Sex - as in sexual intercourse, and various forms of sexual activity - carries some risks, and should be engaged in responsibly. There are reasons to abstain from those activities. Maybe you're not ready for the responsibility. Maybe you don't want to deal with the risks. Or maybe you simply don't have access to a partner you trust. But even if this is the case, it doesn't mean you have to remain sexually pure. There are other methods to sate your erotic desires.
Think about it. I don't go out and have sex with somebody every time I get horny. Most people probably don't. Some people are in committed relationships where they can have sex pretty much anytime they want it. I think this is probably the exception to the rule, as most people are not in such relationships, or their partners are not horny and available all day, every day (and even if they were, they'd probably be complaining about how you're not!).

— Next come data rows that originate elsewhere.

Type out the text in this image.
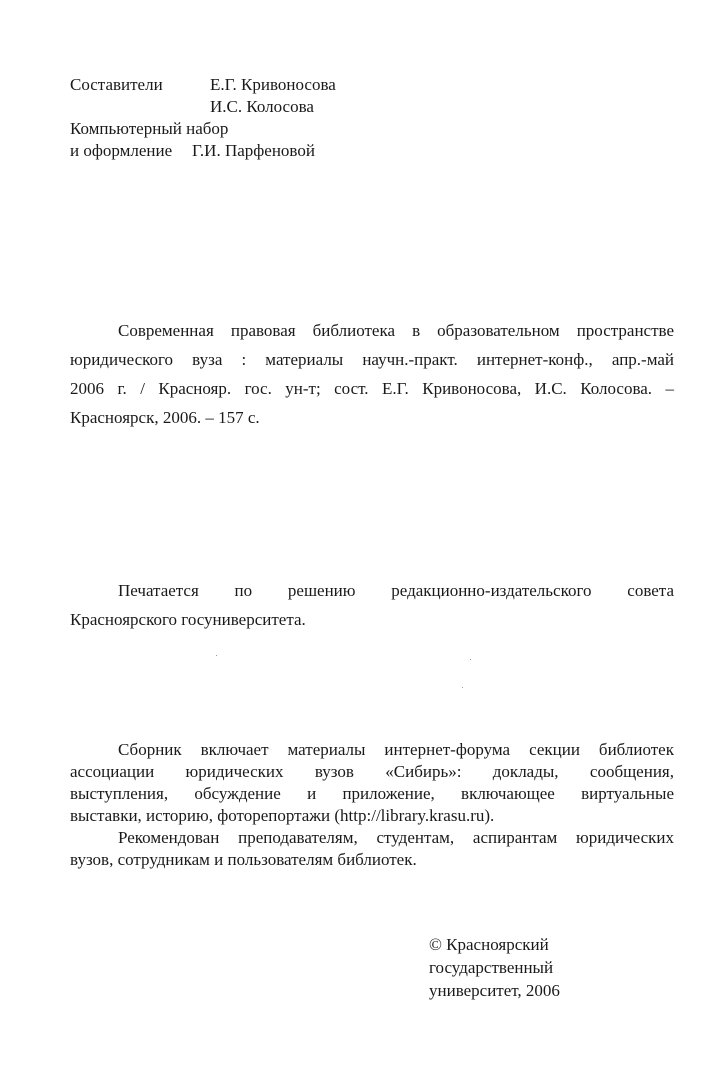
Составители	Е.Г. Кривоносова
И.С. Колосова
Компьютерный набор
и оформление Г.И. Парфеновой
Современная правовая библиотека в образовательном пространстве
юридического вуза : материалы научн.-практ. интернет-конф., апр.-май
2006 г. / Краснояр. гос. ун-т; сост. Е.Г. Кривоносова, И.С. Колосова. –
Красноярск, 2006. – 157 с.
Печатается по решению редакционно-издательского совета
Красноярского госуниверситета.
Сборник включает материалы интернет-форума секции библиотек
ассоциации юридических вузов «Сибирь»: доклады, сообщения,
выступления, обсуждение и приложение, включающее виртуальные
выставки, историю, фоторепортажи (http://library.krasu.ru).
Рекомендован преподавателям, студентам, аспирантам юридических
вузов, сотрудникам и пользователям библиотек.
© Красноярский
государственный
университет, 2006
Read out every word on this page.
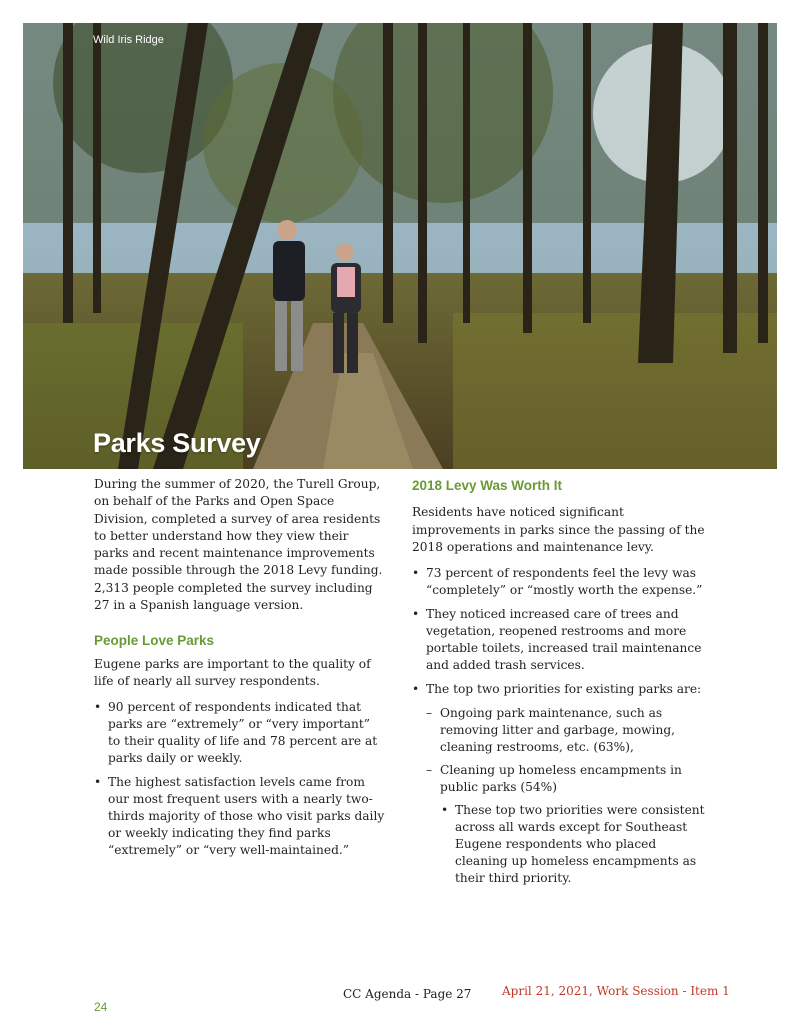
Wild Iris Ridge
Parks Survey

During the summer of 2020, the Turell Group, on behalf of the Parks and Open Space Division, completed a survey of area residents to better understand how they view their parks and recent maintenance improvements made possible through the 2018 Levy funding. 2,313 people completed the survey including 27 in a Spanish language version.

People Love Parks

Eugene parks are important to the quality of life of nearly all survey respondents.

• 90 percent of respondents indicated that parks are “extremely” or “very important” to their quality of life and 78 percent are at parks daily or weekly.
• The highest satisfaction levels came from our most frequent users with a nearly two-thirds majority of those who visit parks daily or weekly indicating they find parks “extremely” or “very well-maintained.”
2018 Levy Was Worth It

Residents have noticed significant improvements in parks since the passing of the 2018 operations and maintenance levy.

• 73 percent of respondents feel the levy was “completely” or “mostly worth the expense.”
• They noticed increased care of trees and vegetation, reopened restrooms and more portable toilets, increased trail maintenance and added trash services.
• The top two priorities for existing parks are:
– Ongoing park maintenance, such as removing litter and garbage, mowing, cleaning restrooms, etc. (63%),
– Cleaning up homeless encampments in public parks (54%)
• These top two priorities were consistent across all wards except for Southeast Eugene respondents who placed cleaning up homeless encampments as their third priority.
CC Agenda - Page 27	April 21, 2021, Work Session - Item 1
24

So when I'm not with a person I want to have sex with (and who wants to have sex with me), do I restrain myself from entertaining any erotic thoughts? Do I abstain from pleasuring myself in any way? No. Whether I'm stimulating my body, or just my mind, there are plenty of ways I can indulge my erotic fantasies and desires - and one that I have great interest in is the art of eroticism - the creation and sharing of erotic pictures.
The point of this discussion is that when people think about sex, they think about all the risks of sex, and then they judge sexually-related activities based on those risks. But there are different forms of sex, and not all sex involves the risks of sexual intercourse. We shouldn't judge non-sexually-explicit erotic art as if its creation involved sexual intercourse. We shouldn't treat fantasies as if the activities they describe were being acted out in reality. And we shouldn't react to expressions of attraction as if they were a form of sexual assault.
If you're not having sex, you can still be sexy, and if you're sexy, it doesn't mean you're having sex.